Bruce Uhal

###Research Interests
Idiopathic Pulmonary Fibrosis (IPF) is the most frequent Interstitial Lung Disease seen by physicians specializing in pulmonary medicine. Despite years of research, there is unfortunately no effective therapy for IPF, and lung transplantation is often the only option. Although it was once thought to be an “inflammatory disease”, IPF is now recognized to be a disorder of “epithelial-mesenchymal imbalance” that results from persistent epithelial damage and activation followed by myofibroblast accumulation and deposition of interstitial collagens types I and III. Our laboratory was among the first to demonstrate that lung epithelial cells in patients with IPF have an unusually high rate of apoptosis (cell suicide), despite being traditionally described by pulmonary pathologists as “hyperplastic”. Apoptosis of lung epithelial cells is now recognized as one of the hallmark features of the histopathology of the IPF lung.

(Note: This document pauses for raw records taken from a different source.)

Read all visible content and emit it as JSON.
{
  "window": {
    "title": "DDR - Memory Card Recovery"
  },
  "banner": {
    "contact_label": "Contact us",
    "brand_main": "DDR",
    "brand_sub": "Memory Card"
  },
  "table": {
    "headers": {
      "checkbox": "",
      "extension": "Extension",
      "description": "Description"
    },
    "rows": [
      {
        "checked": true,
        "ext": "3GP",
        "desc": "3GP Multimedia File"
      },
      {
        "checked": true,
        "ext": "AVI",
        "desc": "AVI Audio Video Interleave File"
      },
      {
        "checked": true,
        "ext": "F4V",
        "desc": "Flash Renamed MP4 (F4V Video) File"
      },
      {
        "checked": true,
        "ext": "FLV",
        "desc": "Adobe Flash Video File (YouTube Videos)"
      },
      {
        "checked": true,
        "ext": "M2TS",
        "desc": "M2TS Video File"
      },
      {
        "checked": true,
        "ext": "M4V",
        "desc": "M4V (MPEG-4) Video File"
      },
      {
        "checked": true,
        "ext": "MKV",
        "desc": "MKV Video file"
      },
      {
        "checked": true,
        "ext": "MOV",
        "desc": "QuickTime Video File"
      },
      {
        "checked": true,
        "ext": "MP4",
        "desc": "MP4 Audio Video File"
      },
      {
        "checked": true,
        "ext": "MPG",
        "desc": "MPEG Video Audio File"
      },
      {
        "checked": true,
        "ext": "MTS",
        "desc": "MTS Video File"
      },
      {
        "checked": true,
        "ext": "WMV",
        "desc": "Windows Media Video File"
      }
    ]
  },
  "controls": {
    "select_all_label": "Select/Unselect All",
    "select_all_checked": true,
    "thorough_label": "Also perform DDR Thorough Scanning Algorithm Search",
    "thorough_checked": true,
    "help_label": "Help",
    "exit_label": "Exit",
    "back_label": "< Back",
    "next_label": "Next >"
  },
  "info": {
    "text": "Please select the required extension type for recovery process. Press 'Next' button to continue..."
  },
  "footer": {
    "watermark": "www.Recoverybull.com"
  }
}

More recently, research in our lab is designed to elucidate the mechanisms that control apoptosis of lung epithelial cells. Experimental models currently in use include mouse and rat models of lung fibrosis, pathologic specimens from patients with IPF and other fibrotic lung diseases, and cell culture models including primary cell isolates of lung epithelial and mesenchymal cells. In all these models, the peptide angiotensin II (ANGII) and its degradation product ANG1-7 were found to be potent regulators of epithelial cell apoptosis and the subsequent fibrotic response. Current work in the lab is focused on the enzyme ACE-2, which degrades ANGII, and the receptor for ANG1-7 (mas) which inhibits the proapoptotic and profibrotic actions of ANGII. This work has provided the basis for several ongoing clinical trials of angiotensin blockers in patients with IPF. It is also identifying potential molecular targets from which new experimental therapeutics will be designed in the future.